Nous saluons son courage et sa détermination dans l'exercice de
son métier.
L'attentat
contre Michel Auger est un acte criminel que nous ne tpouvons
tolérer. Ceux qui l'ont perpétré ont voulu non seulement faire
taire le messager, empêcher son message, mais menacer la presse.
La
présidente de la Fédération professionnelle des journalistes du
Québec (FPJQ), Hélène Pichette, a dénoncé cet acte criminel comme
"une atteinte grave, brutale et choquante à la liberté
de la presse et à la démocratie" et "une tentative
d'intimidation qui vise tous les journalistes du Québec".
Michel
Auger a développé ses propres méthodes de cueillette et d'analyse
des informations sur les organisations criminelles. Le président
de l'Assemblée nationale du Québec, l'Honorable Jean-Pierre Charboneau,
en remettant à notre confrère la médaille du président de l'Assemblée
nationale, a souligné qu'il y a une trentaine d'années, Michel
Auger lui a servi d'exemple, quand il fut journaliste au "Devoir"

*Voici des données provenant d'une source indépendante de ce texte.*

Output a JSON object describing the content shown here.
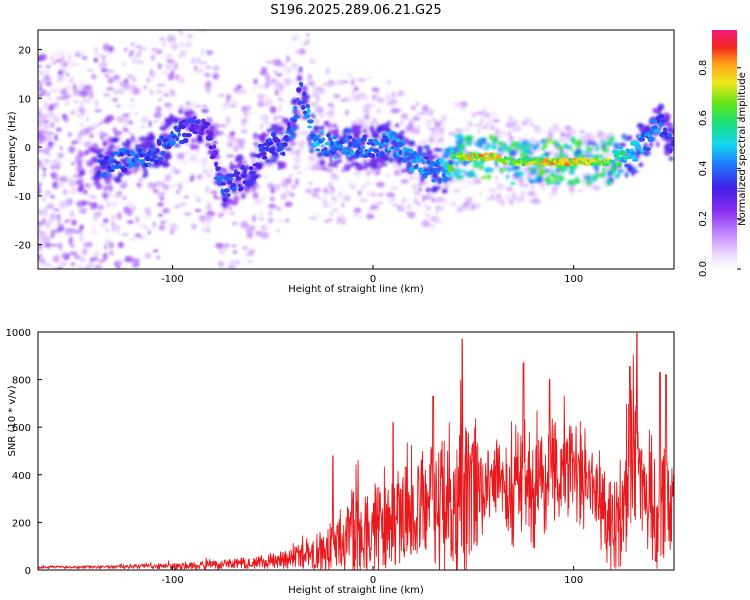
{
  "title": "S196.2025.289.06.21.G25",
  "colors": {
    "snr_line": "#e8191d",
    "density": "#6a00e8",
    "ridge_mid": "#19c2ff",
    "ridge_high": "#ffe14a",
    "ridge_peak": "#e8192a"
  },
  "chart_data": [
    {
      "type": "heatmap",
      "name": "spectrogram",
      "xlabel": "Height of straight line (km)",
      "ylabel": "Frequency (Hz)",
      "xlim": [
        -167,
        150
      ],
      "ylim": [
        -25,
        24
      ],
      "xticks": [
        -100,
        0,
        100
      ],
      "xtick_labels": [
        "-100",
        "0",
        "100"
      ],
      "yticks": [
        -20,
        -10,
        0,
        10,
        20
      ],
      "ytick_labels": [
        "-20",
        "-10",
        "0",
        "10",
        "20"
      ],
      "grid": false,
      "ridge": {
        "x": [
          -167,
          -150,
          -130,
          -118,
          -110,
          -100,
          -90,
          -82,
          -75,
          -68,
          -60,
          -52,
          -45,
          -40,
          -36,
          -30,
          -20,
          -10,
          0,
          10,
          20,
          30,
          36,
          40,
          50,
          60,
          70,
          80,
          90,
          100,
          110,
          118,
          125,
          130,
          138,
          142,
          146,
          150
        ],
        "freq_hz": [
          -8,
          -6,
          -3,
          -2,
          -2,
          2,
          4,
          3,
          -9,
          -7,
          -5,
          1,
          0,
          4,
          12,
          2,
          0,
          0,
          0,
          1,
          -3,
          -5,
          -5,
          -2,
          -2,
          -2,
          -3,
          -3,
          -3,
          -3,
          -3,
          -3,
          -2,
          -1,
          2,
          5,
          3,
          0
        ],
        "amplitude": [
          0.25,
          0.3,
          0.45,
          0.5,
          0.45,
          0.45,
          0.4,
          0.35,
          0.45,
          0.4,
          0.4,
          0.45,
          0.45,
          0.5,
          0.4,
          0.55,
          0.5,
          0.5,
          0.45,
          0.55,
          0.5,
          0.5,
          0.55,
          0.75,
          0.9,
          0.9,
          0.8,
          0.85,
          0.9,
          0.9,
          0.85,
          0.8,
          0.6,
          0.55,
          0.5,
          0.5,
          0.45,
          0.4
        ]
      },
      "colorbar": {
        "label": "Normalized spectral amplitude",
        "range": [
          0.0,
          0.95
        ],
        "ticks": [
          0.0,
          0.2,
          0.4,
          0.6,
          0.8
        ],
        "tick_labels": [
          "0.0",
          "0.2",
          "0.4",
          "0.6",
          "0.8"
        ],
        "colormap": "rainbow"
      }
    },
    {
      "type": "line",
      "name": "snr",
      "xlabel": "Height of straight line (km)",
      "ylabel": "SNR (10 * v/v)",
      "xlim": [
        -167,
        150
      ],
      "ylim": [
        0,
        1000
      ],
      "xticks": [
        -100,
        0,
        100
      ],
      "xtick_labels": [
        "-100",
        "0",
        "100"
      ],
      "yticks": [
        0,
        200,
        400,
        600,
        800,
        1000
      ],
      "ytick_labels": [
        "0",
        "200",
        "400",
        "600",
        "800",
        "1000"
      ],
      "grid": false,
      "envelope": {
        "x": [
          -167,
          -140,
          -120,
          -100,
          -80,
          -60,
          -50,
          -40,
          -30,
          -20,
          -10,
          0,
          10,
          20,
          30,
          35,
          40,
          44,
          50,
          55,
          60,
          65,
          70,
          75,
          80,
          90,
          100,
          110,
          118,
          125,
          130,
          135,
          140,
          145,
          150
        ],
        "baseline": [
          10,
          12,
          15,
          15,
          20,
          30,
          40,
          50,
          70,
          100,
          150,
          170,
          200,
          260,
          280,
          250,
          230,
          260,
          320,
          300,
          420,
          370,
          280,
          400,
          330,
          430,
          400,
          330,
          180,
          230,
          480,
          300,
          240,
          260,
          260
        ],
        "amplitude": [
          10,
          12,
          16,
          22,
          35,
          45,
          60,
          80,
          120,
          200,
          320,
          320,
          360,
          380,
          480,
          560,
          480,
          680,
          460,
          300,
          320,
          260,
          380,
          420,
          460,
          420,
          400,
          300,
          380,
          460,
          500,
          280,
          500,
          400,
          300
        ]
      },
      "peaks": [
        {
          "x": -20,
          "y": 480
        },
        {
          "x": 10,
          "y": 620
        },
        {
          "x": 30,
          "y": 730
        },
        {
          "x": 44.5,
          "y": 970
        },
        {
          "x": 75,
          "y": 870
        },
        {
          "x": 88,
          "y": 800
        },
        {
          "x": 128,
          "y": 855
        },
        {
          "x": 131.5,
          "y": 995
        },
        {
          "x": 143,
          "y": 830
        },
        {
          "x": 146,
          "y": 820
        }
      ]
    }
  ]
}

et a rappelé à cette occasion qu'il fut lui aussi la cible d'un
attentat.
Le
"Prix de la Libre Expression" est décerné par
l'UIJPLF avec le concours de l'Agence intergouvernementale de
la Francophonie. Il est attribué chaque année "pour
avoir, dans un environnement difficile, maintenu son indépendance
malgré les atteintes à sa personne" (art. 2).
La
condition dans laquelle Michel Auger exerce son métier montre
bien qu'il n'y a pas qu'en situation de guerre que les journalistes
font preuve de courage et de ténacité, mais également dans les
milieux urbains où les journalistes sont sujets à intimidation.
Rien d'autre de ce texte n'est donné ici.